From Crow's Nest to Home Port
Hauling your captured webhooks down to localhost
In our last post, Listen and Learn, we made an unusual argument. Before you write a line of webhook-handling code, send a lookout up to the crow’s nest. Let AI spy the hooks coming in, intact, the real headers, the real payloads, the strange edge cases your provider swears do not exist.
So now you’ve spotted the treasure. You know what’s coming. But a glint on the horizon isn’t gold in your hands. The next move is to haul that cargo back to your port, localhost, and crack it open against your real code.
Spotting treasure isn’t holding it
Here is what changes. You can generate your tests and mocks straight from what you captured, and the old way, the careful hand-crafting of mocks and the hoping they resemble reality, is gone. No more reading the docs three times. No more poking around the provider’s UI, re-triggering what you guess is relevant, and waiting for it to fire. You have the real payloads already. Every one of them. All that’s left is getting them down onto your machine, and that is the job the flurryport CLI was built for.
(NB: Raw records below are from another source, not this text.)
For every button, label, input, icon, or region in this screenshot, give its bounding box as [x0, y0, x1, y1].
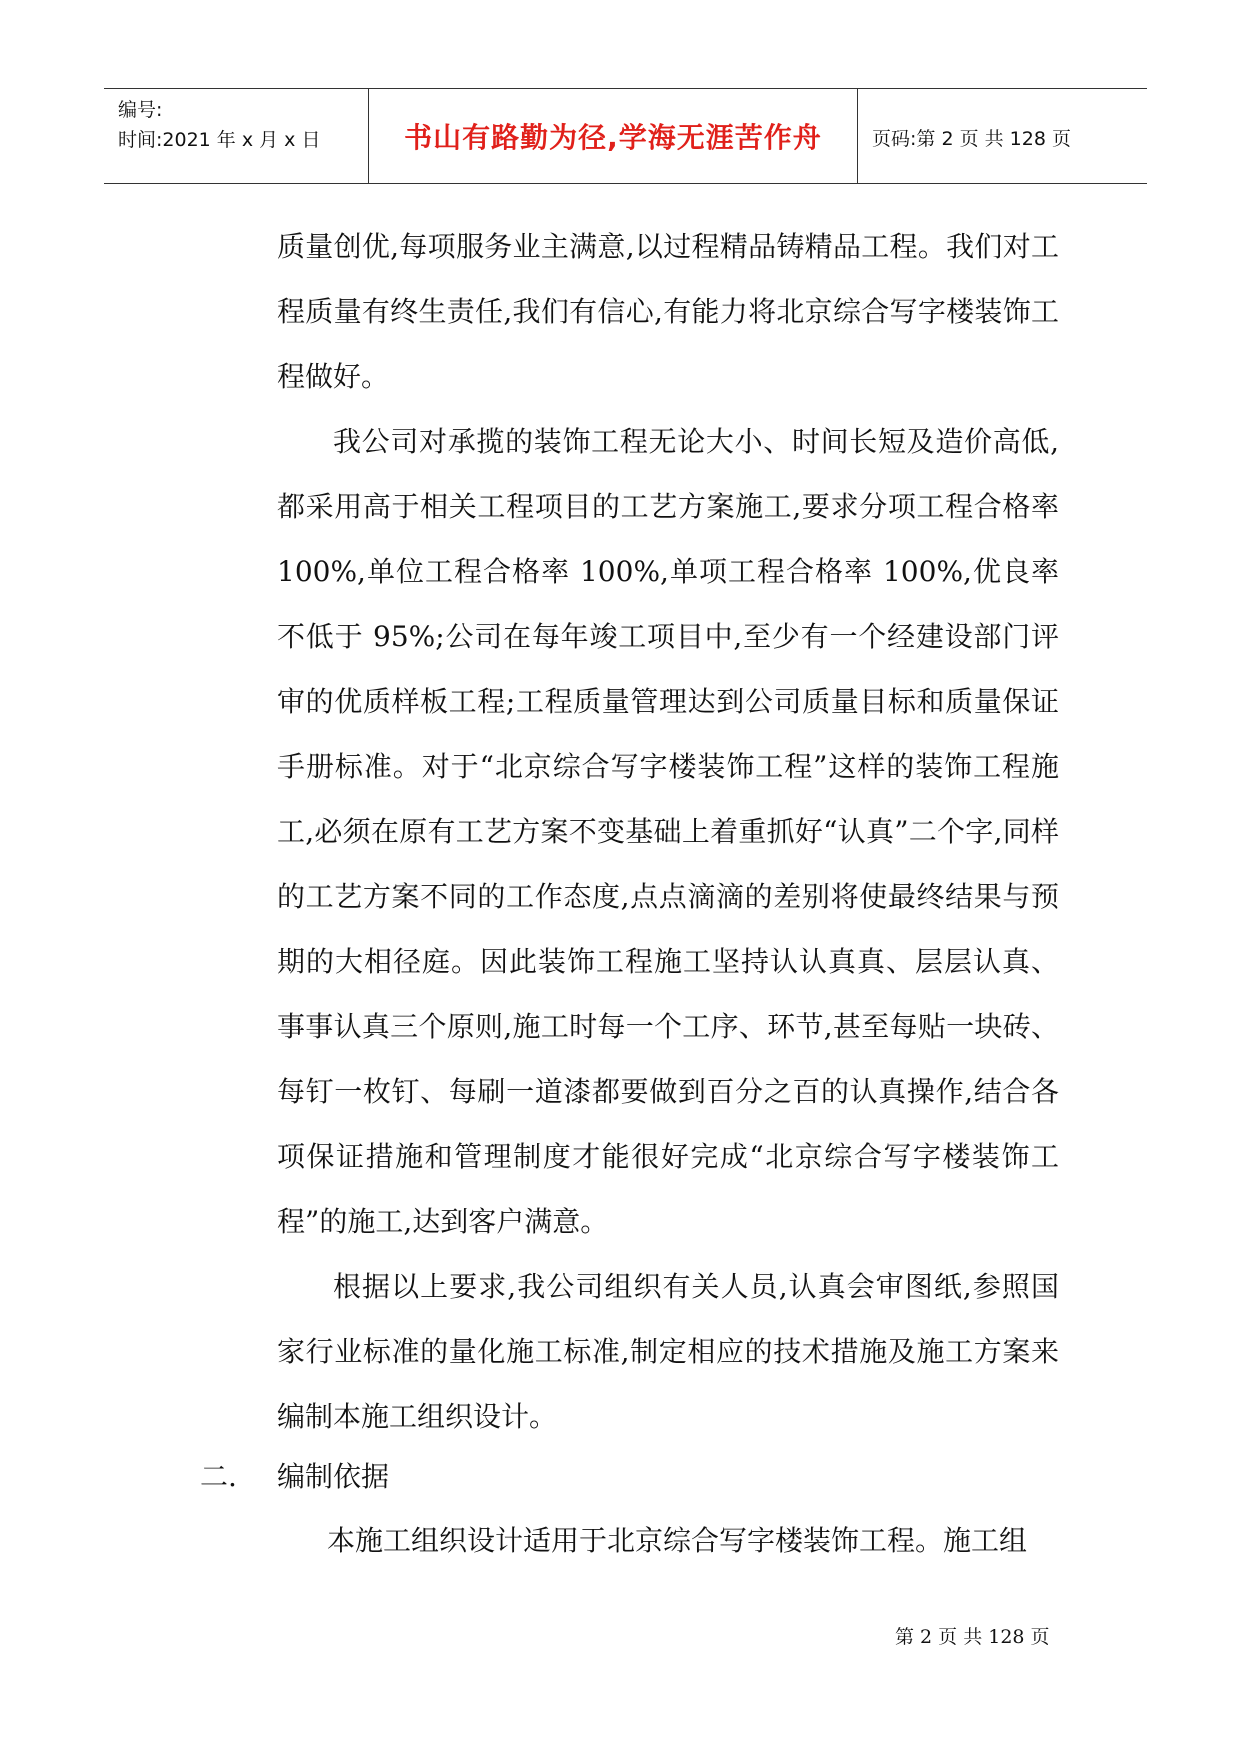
header-page-cell — [858, 89, 1147, 183]
motto-text: 书山有路勤为径,学海无涯苦作舟 — [404, 121, 822, 154]
page-header — [104, 88, 1147, 184]
document-time-label: 时间:2021 年 x 月 x 日 — [118, 129, 321, 151]
section-heading — [200, 1444, 389, 1509]
paragraph-4: 本施工组织设计适用于北京综合写字楼装饰工程。施工组 — [327, 1524, 1028, 1557]
page-footer: 第 2 页 共 128 页 — [895, 1626, 1050, 1648]
header-page-number: 页码:第 2 页 共 128 页 — [872, 128, 1071, 150]
section-title: 编制依据 — [277, 1460, 390, 1493]
header-motto-cell — [368, 89, 858, 183]
paragraph-2: 我公司对承揽的装饰工程无论大小、时间长短及造价高低,都采用高于相关工程项目的工艺方案施工,要求分项工程合格率 100%,单位工程合格率 100%,单项工程合格率 100%,优良率不低于 95%;公司在每年竣工项目中,至少有一个经建设部门评审的优质样板工程;工程质量管理达到公司质量目标和质量保证手册标准。对于“北京综合写字楼装饰工程”这样的装饰工程施工,必须在原有工艺方案不变基础上着重抓好“认真”二个字,同样的工艺方案不同的工作态度,点点滴滴的差别将使最终结果与预期的大相径庭。因此装饰工程施工坚持认认真真、层层认真、事事认真三个原则,施工时每一个工序、环节,甚至每贴一块砖、每钉一枚钉、每刷一道漆都要做到百分之百的认真操作,结合各项保证措施和管理制度才能很好完成“北京综合写字楼装饰工程”的施工,达到客户满意。 — [277, 425, 1059, 1238]
section-number: 二. — [200, 1460, 237, 1493]
document-number-label: 编号: — [118, 99, 163, 121]
body-text — [277, 214, 1059, 1449]
header-left-cell — [104, 89, 368, 183]
paragraph-1: 质量创优,每项服务业主满意,以过程精品铸精品工程。我们对工程质量有终生责任,我们有信心,有能力将北京综合写字楼装饰工程做好。 — [277, 230, 1059, 393]
paragraph-3: 根据以上要求,我公司组织有关人员,认真会审图纸,参照国家行业标准的量化施工标准,制定相应的技术措施及施工方案来编制本施工组织设计。 — [277, 1270, 1059, 1433]
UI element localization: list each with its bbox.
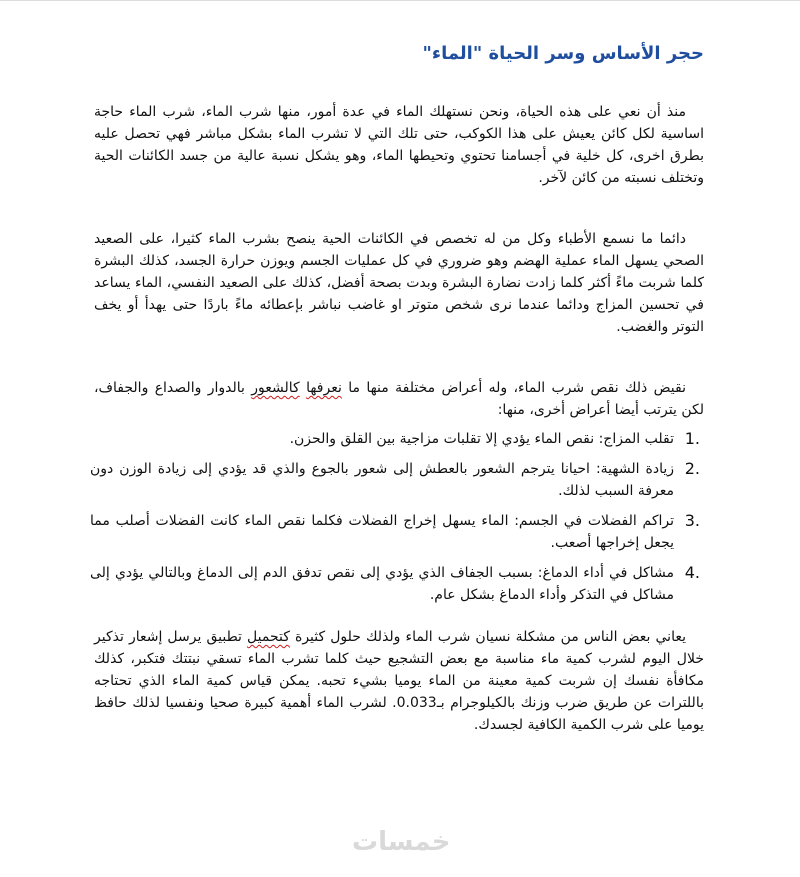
- misspelled-word: كالشعور: [251, 380, 300, 396]
- misspelled-word: كتحميل: [247, 629, 290, 645]
- paragraph-solutions-start: يعاني بعض الناس من مشكلة نسيان شرب الماء ولذلك حلول كثيرة: [289, 629, 686, 645]
- document-title: حجر الأساس وسر الحياة "الماء": [422, 43, 704, 64]
- list-item: [90, 458, 704, 502]
- list-item-number: 4.: [684, 563, 700, 582]
- list-item-text: مشاكل في أداء الدماغ: بسبب الجفاف الذي يؤدي إلى نقص تدفق الدم إلى الدماغ وبالتالي يؤدي إلى مشاكل في التذكر وأداء الدماغ بشكل عام.: [90, 565, 674, 603]
- paragraph-intro: منذ أن نعي على هذه الحياة، ونحن نستهلك الماء في عدة أمور، منها شرب الماء، شرب الماء حاجة اساسية لكل كائن يعيش على هذا الكوكب، حتى تلك التي لا تشرب الماء بشكل مباشر فهي تحصل عليه بطرق اخرى، كل خلية في أجسامنا تحتوي وتحيطها الماء، وهو يشكل نسبة عالية من جسد الكائنات الحية وتختلف نسبته من كائن لآخر.: [94, 104, 704, 186]
- watermark-logo: خمسات: [352, 827, 451, 857]
- list-item-text: تقلب المزاج: نقص الماء يؤدي إلا تقلبات مزاجية بين القلق والحزن.: [289, 431, 674, 447]
- misspelled-word: نعرفها: [306, 380, 342, 396]
- list-item-number: 2.: [684, 459, 700, 478]
- paragraph-dehydration: [94, 377, 704, 421]
- paragraph-benefits: دائما ما نسمع الأطباء وكل من له تخصص في الكائنات الحية ينصح بشرب الماء كثيرا، على الصعيد الصحي يسهل الماء عملية الهضم وهو ضروري في كل عمليات الجسم ويوزن حرارة الجسد، كذلك البشرة كلما شربت ماءً أكثر كلما زادت نضارة البشرة وبدت بصحة أفضل، كذلك على الصعيد النفسي، الماء يساعد في تحسين المزاج ودائما عندما نرى شخص متوتر او غاضب نباشر بإعطائه ماءً باردًا حتى يهدأ أو يخف التوتر والغضب.: [94, 231, 704, 335]
- list-item-text: تراكم الفضلات في الجسم: الماء يسهل إخراج الفضلات فكلما نقص الماء كانت الفضلات أصلب مما يجعل إخراجها أصعب.: [90, 513, 674, 551]
- list-item-number: 1.: [684, 429, 700, 448]
- list-item: [90, 562, 704, 606]
- list-item-text: زيادة الشهية: احيانا يترجم الشعور بالعطش إلى شعور بالجوع والذي قد يؤدي إلى زيادة الوزن دون معرفة السبب لذلك.: [90, 461, 674, 499]
- symptoms-list: [90, 428, 704, 614]
- paragraph-solutions-end: تطبيق يرسل إشعار تذكير خلال اليوم لشرب كمية ماء مناسبة مع بعض التشجيع حيث كلما تشرب الماء تسقي نبتتك فتكبر، كذلك مكافأة نفسك إن شربت كمية معينة من الماء يوميا بشيء تحبه. يمكن قياس كمية الماء الذي تحتاجه باللترات عن طريق ضرب وزنك بالكيلوجرام بـ0.033. لشرب الماء أهمية كبيرة صحيا ونفسيا لذلك حافظ يوميا على شرب الكمية الكافية لجسدك.: [94, 629, 704, 733]
- paragraph-solutions: [94, 626, 704, 736]
- list-item: [90, 510, 704, 554]
- paragraph-dehydration-end: بالدوار والصداع والجفاف، لكن يترتب أيضا أعراض أخرى، منها:: [94, 380, 704, 418]
- list-item: [90, 428, 704, 450]
- paragraph-dehydration-start: نقيض ذلك نقص شرب الماء، وله أعراض مختلفة منها ما: [341, 380, 686, 396]
- list-item-number: 3.: [684, 511, 700, 530]
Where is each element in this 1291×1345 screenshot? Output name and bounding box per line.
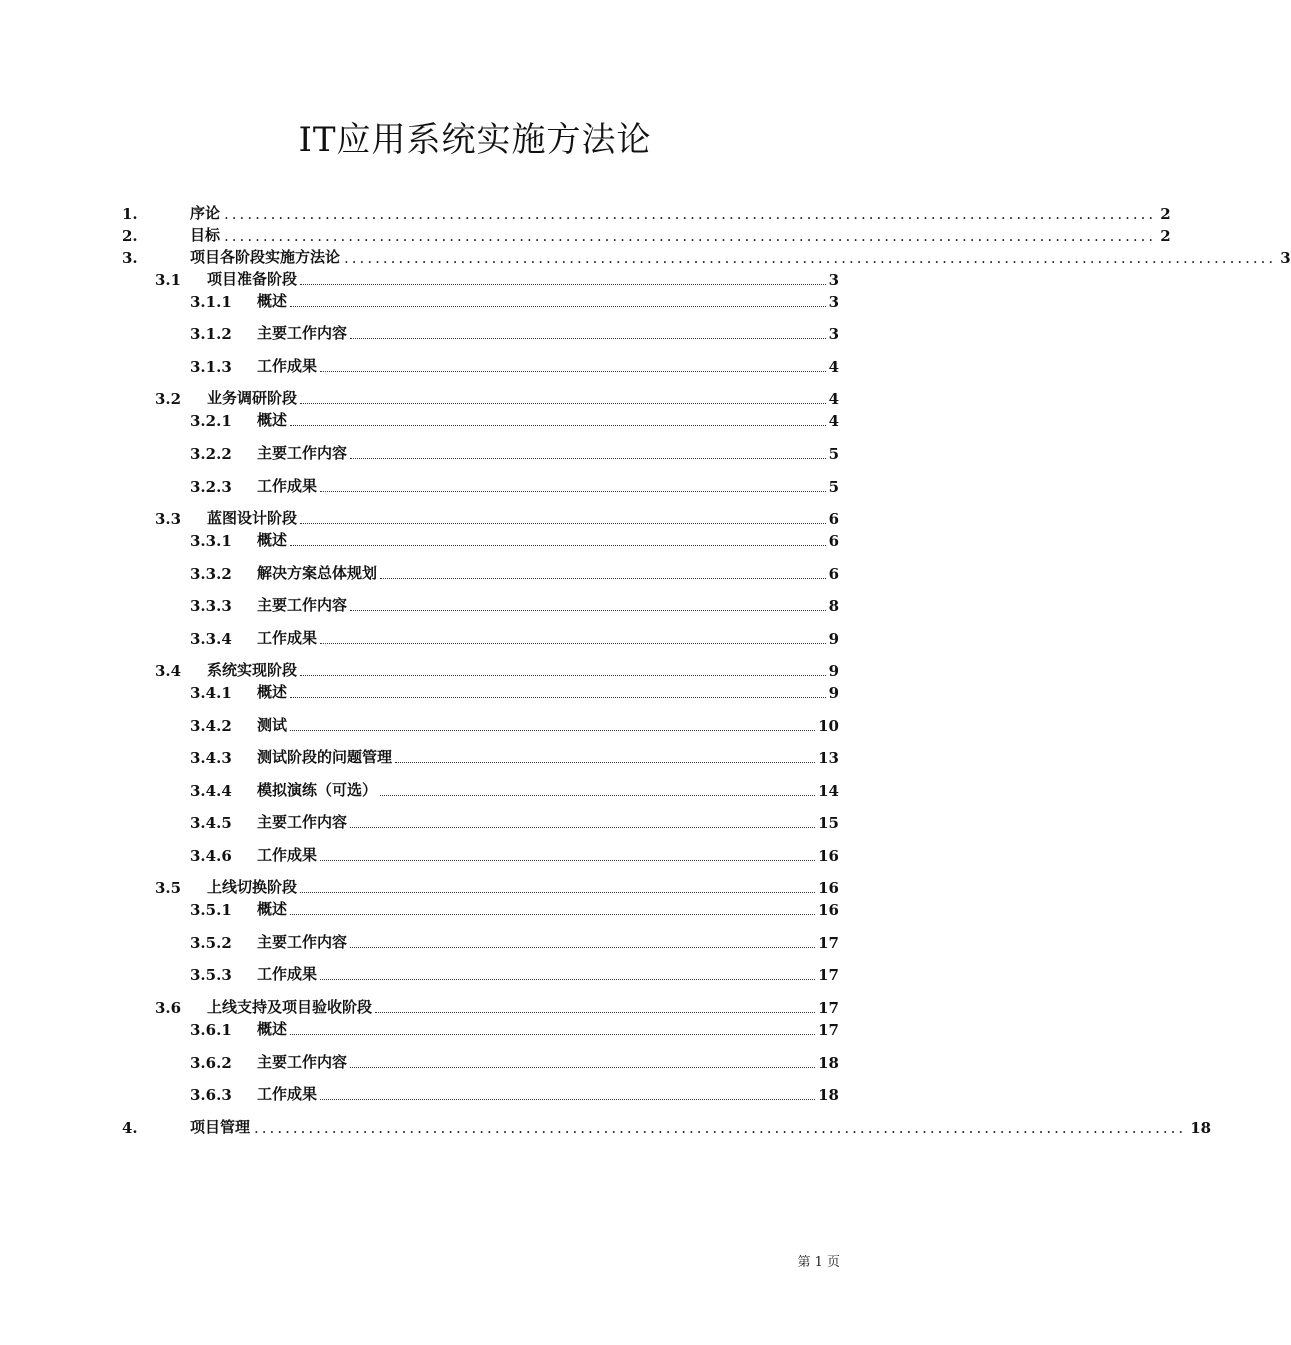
toc-entry-title: 工作成果 bbox=[257, 357, 318, 375]
toc-dot-leader bbox=[350, 337, 826, 339]
toc-entry-title: 概述 bbox=[257, 683, 288, 701]
toc-entry[interactable] bbox=[190, 932, 839, 952]
toc-entry-number: 3.3.3 bbox=[190, 597, 232, 615]
toc-entry-title: 概述 bbox=[257, 292, 288, 310]
toc-dot-leader bbox=[300, 891, 815, 893]
toc-entry-number: 3.4.6 bbox=[190, 847, 232, 865]
toc-dot-leader bbox=[300, 674, 826, 676]
toc-entry[interactable] bbox=[190, 812, 839, 832]
toc-page-number: 6 bbox=[828, 510, 839, 528]
toc-entry-title: 概述 bbox=[257, 900, 288, 918]
toc-entry-number: 3.5.3 bbox=[190, 966, 232, 984]
toc-page-number: 16 bbox=[818, 901, 839, 919]
toc-entry-title: 工作成果 bbox=[257, 1085, 318, 1103]
toc-dot-leader bbox=[375, 1011, 815, 1013]
toc-entry-title: 系统实现阶段 bbox=[207, 661, 298, 679]
document-title: IT应用系统实施方法论 bbox=[298, 120, 652, 160]
toc-dot-leader bbox=[320, 859, 815, 861]
toc-dot-leader bbox=[300, 402, 826, 404]
toc-page-number: 9 bbox=[828, 662, 839, 680]
toc-page-number: 3 bbox=[1280, 249, 1291, 267]
toc-dot-leader bbox=[300, 522, 826, 524]
toc-entry[interactable] bbox=[190, 1052, 839, 1072]
toc-entry-number: 3.4 bbox=[155, 662, 182, 680]
toc-entry-number: 3.2.1 bbox=[190, 412, 232, 430]
toc-entry[interactable] bbox=[190, 323, 839, 343]
toc-page-number: 17 bbox=[818, 934, 839, 952]
toc-entry[interactable] bbox=[155, 508, 839, 528]
toc-entry-number: 3.6 bbox=[155, 999, 182, 1017]
toc-dot-leader bbox=[380, 794, 815, 796]
toc-page-number: 9 bbox=[828, 684, 839, 702]
toc-entry-title: 工作成果 bbox=[257, 965, 318, 983]
toc-entry[interactable] bbox=[190, 715, 839, 735]
page-footer: 第 1 页 bbox=[797, 1255, 840, 1270]
toc-dot-leader bbox=[300, 283, 826, 285]
toc-entry-title: 上线支持及项目验收阶段 bbox=[207, 998, 373, 1016]
toc-entry-number: 3.2 bbox=[155, 390, 182, 408]
toc-dot-leader: ........................................................................................................................ bbox=[344, 249, 1277, 267]
toc-dot-leader: ........................................................................................................................ bbox=[224, 205, 1157, 223]
toc-entry[interactable] bbox=[155, 388, 839, 408]
toc-entry-number: 3.4.4 bbox=[190, 782, 232, 800]
toc-entry[interactable] bbox=[190, 628, 839, 648]
toc-dot-leader bbox=[320, 978, 815, 980]
toc-entry-number: 3.3.4 bbox=[190, 630, 232, 648]
toc-entry[interactable] bbox=[190, 780, 839, 800]
toc-page-number: 4 bbox=[828, 390, 839, 408]
toc-entry[interactable] bbox=[122, 247, 1291, 267]
toc-dot-leader bbox=[350, 457, 826, 459]
toc-entry-number: 3.3 bbox=[155, 510, 182, 528]
toc-entry-title: 主要工作内容 bbox=[257, 596, 348, 614]
toc-entry-number: 3.3.2 bbox=[190, 565, 232, 583]
toc-entry-number: 3.5.2 bbox=[190, 934, 232, 952]
toc-dot-leader bbox=[350, 609, 826, 611]
toc-page-number: 2 bbox=[1160, 205, 1171, 223]
toc-entry-number: 3. bbox=[122, 249, 138, 267]
toc-dot-leader bbox=[350, 826, 815, 828]
toc-page-number: 5 bbox=[828, 445, 839, 463]
toc-entry-title: 测试 bbox=[257, 716, 288, 734]
toc-entry[interactable] bbox=[190, 845, 839, 865]
toc-entry-number: 3.6.3 bbox=[190, 1086, 232, 1104]
toc-dot-leader bbox=[290, 729, 815, 731]
toc-entry[interactable] bbox=[190, 899, 839, 919]
toc-dot-leader bbox=[350, 1066, 815, 1068]
toc-entry-number: 3.1.2 bbox=[190, 325, 232, 343]
toc-entry-number: 3.4.1 bbox=[190, 684, 232, 702]
toc-dot-leader bbox=[395, 761, 815, 763]
toc-entry-title: 主要工作内容 bbox=[257, 933, 348, 951]
toc-entry[interactable] bbox=[190, 443, 839, 463]
toc-entry-number: 4. bbox=[122, 1119, 138, 1137]
toc-entry[interactable] bbox=[190, 747, 839, 767]
toc-page-number: 16 bbox=[818, 847, 839, 865]
toc-dot-leader bbox=[320, 370, 826, 372]
toc-page-number: 6 bbox=[828, 532, 839, 550]
toc-entry-title: 蓝图设计阶段 bbox=[207, 509, 298, 527]
toc-entry-number: 3.4.2 bbox=[190, 717, 232, 735]
toc-dot-leader bbox=[380, 577, 826, 579]
toc-entry-title: 主要工作内容 bbox=[257, 324, 348, 342]
toc-entry-number: 1. bbox=[122, 205, 138, 223]
toc-page-number: 3 bbox=[828, 293, 839, 311]
toc-entry[interactable] bbox=[190, 563, 839, 583]
toc-entry-title: 主要工作内容 bbox=[257, 444, 348, 462]
toc-page-number: 9 bbox=[828, 630, 839, 648]
toc-entry[interactable] bbox=[190, 410, 839, 430]
toc-page-number: 2 bbox=[1160, 227, 1171, 245]
toc-page-number: 6 bbox=[828, 565, 839, 583]
toc-entry-number: 3.1 bbox=[155, 271, 182, 289]
toc-page-number: 17 bbox=[818, 966, 839, 984]
toc-dot-leader bbox=[350, 946, 815, 948]
toc-dot-leader: ........................................................................................................................ bbox=[224, 227, 1157, 245]
toc-entry-number: 3.6.2 bbox=[190, 1054, 232, 1072]
toc-page-number: 16 bbox=[818, 879, 839, 897]
toc-dot-leader: ........................................................................................................................ bbox=[254, 1119, 1187, 1137]
toc-entry-title: 业务调研阶段 bbox=[207, 389, 298, 407]
toc-page-number: 10 bbox=[818, 717, 839, 735]
toc-entry-title: 项目管理 bbox=[190, 1118, 251, 1136]
toc-page-number: 3 bbox=[828, 325, 839, 343]
toc-page-number: 4 bbox=[828, 412, 839, 430]
toc-entry-title: 模拟演练（可选） bbox=[257, 781, 378, 799]
toc-entry-title: 上线切换阶段 bbox=[207, 878, 298, 896]
toc-dot-leader bbox=[290, 1033, 815, 1035]
toc-page-number: 17 bbox=[818, 1021, 839, 1039]
toc-entry-title: 解决方案总体规划 bbox=[257, 564, 378, 582]
toc-page-number: 4 bbox=[828, 358, 839, 376]
toc-page-number: 15 bbox=[818, 814, 839, 832]
toc-dot-leader bbox=[320, 642, 826, 644]
toc-entry[interactable] bbox=[155, 997, 839, 1017]
toc-entry-number: 3.5.1 bbox=[190, 901, 232, 919]
toc-entry[interactable] bbox=[122, 203, 1171, 223]
toc-page-number: 5 bbox=[828, 478, 839, 496]
toc-entry-number: 3.4.5 bbox=[190, 814, 232, 832]
toc-entry[interactable] bbox=[122, 225, 1171, 245]
toc-dot-leader bbox=[320, 490, 826, 492]
toc-dot-leader bbox=[290, 544, 826, 546]
toc-page-number: 18 bbox=[1190, 1119, 1212, 1137]
toc-dot-leader bbox=[290, 913, 815, 915]
toc-dot-leader bbox=[320, 1098, 815, 1100]
toc-dot-leader bbox=[290, 696, 826, 698]
toc-entry-title: 工作成果 bbox=[257, 629, 318, 647]
toc-entry-title: 概述 bbox=[257, 1020, 288, 1038]
toc-entry-title: 概述 bbox=[257, 531, 288, 549]
toc-entry[interactable] bbox=[155, 269, 839, 289]
toc-entry-title: 测试阶段的问题管理 bbox=[257, 748, 393, 766]
toc-page-number: 13 bbox=[818, 749, 839, 767]
toc-entry-title: 主要工作内容 bbox=[257, 1053, 348, 1071]
toc-entry[interactable] bbox=[190, 356, 839, 376]
toc-page-number: 3 bbox=[828, 271, 839, 289]
toc-entry[interactable] bbox=[190, 595, 839, 615]
toc-page-number: 14 bbox=[818, 782, 839, 800]
toc-page-number: 18 bbox=[818, 1086, 839, 1104]
toc-entry-number: 3.2.3 bbox=[190, 478, 232, 496]
toc-entry-number: 3.4.3 bbox=[190, 749, 232, 767]
toc-entry-title: 工作成果 bbox=[257, 477, 318, 495]
toc-dot-leader bbox=[290, 305, 826, 307]
toc-dot-leader bbox=[290, 424, 826, 426]
toc-page-number: 8 bbox=[828, 597, 839, 615]
toc-entry-title: 目标 bbox=[190, 226, 221, 244]
toc-entry-number: 3.1.3 bbox=[190, 358, 232, 376]
toc-entry[interactable] bbox=[190, 964, 839, 984]
toc-page-number: 17 bbox=[818, 999, 839, 1017]
toc-entry-title: 概述 bbox=[257, 411, 288, 429]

The shift: real captures, sent home
FlurryPORT now ships a companion CLI to the web app. The same real requests you captured by watching your provider’s traffic back in Listen and Learn can be sent straight to your dev environment. The exact payload, the same headers, the same query parameters, forwarded to your application bit for bit, the way they first hit the FlurryPORT capture endpoint. Nothing embellished. Nothing lost on the way.
Make port in 60 seconds
Six steps to your first capture landing on localhost.
1. Install the CLI
npm install -g flurryportInstalls the global flurryport command. Run flurryport --help for the full list.
2. Generate a token
Log into your FlurryPORT account, go to flurryport.io/settings, generate a Personal Access Token, and copy the fp_... value. It is shown once. Copy it before the dialog closes.
A token is scoped to the account that made it, and to webhook replays, and nothing more. It cannot touch your projects, your targets or your billing. That makes it the thing you hand a teammate when you’re sharing an endpoint, and revoke the moment they’re done.
3. Log in
flurryport login fp_your_token_hereStored once in ~/.flurryport/config.json. (Juggling more than one account? Use flurryport login --name alice fp_... and switch with flurryport account use alice.)
4. Point a target at your local server
flurryport target create http://127.0.0.1:4000/webhooks --name "My local"That URL is where listen forwards every capture, so note it. The echo step has to match it exactly, same host, same port, same path. (Or run flurryport target create with no arguments and the wizard picks your project and endpoint and asks for the URL.)
5. Start forwarding
flurryport listenIt finds your localhost targets, attaches, and forwards every new capture to your machine with the original method, headers and body, until you press Ctrl+C. Anything pending from before you connected is dead-lettered, so you never replay a stale backlog on a restart.
6. No backend yet? Use echo
flurryport echo 4000 --host 127.0.0.1 --path /webhooksStands up a local server that returns 200 to everything and prints each request it gets. Run it in one terminal, flurryport listen in another, fire a test capture, and watch it run cloud to CLI to echo. The quickest way to prove the line works before you wire up real code.
Once forwarding is on, hit Send on any capture in the UI and it lands on your machine with the original method, headers and body intact. That’s the whole path, end to end.
The mental model
If you remember one thing, remember the rigging.
The cloud is your crow’s nest, always watching, never missing an event. The CLI is the rope home. And localhost is the port where the real work actually gets done.
Drop anchor
In Listen and Learn, you stopped coding blind. This is the other half. Stop testing blind. Real events, on your real code, on demand.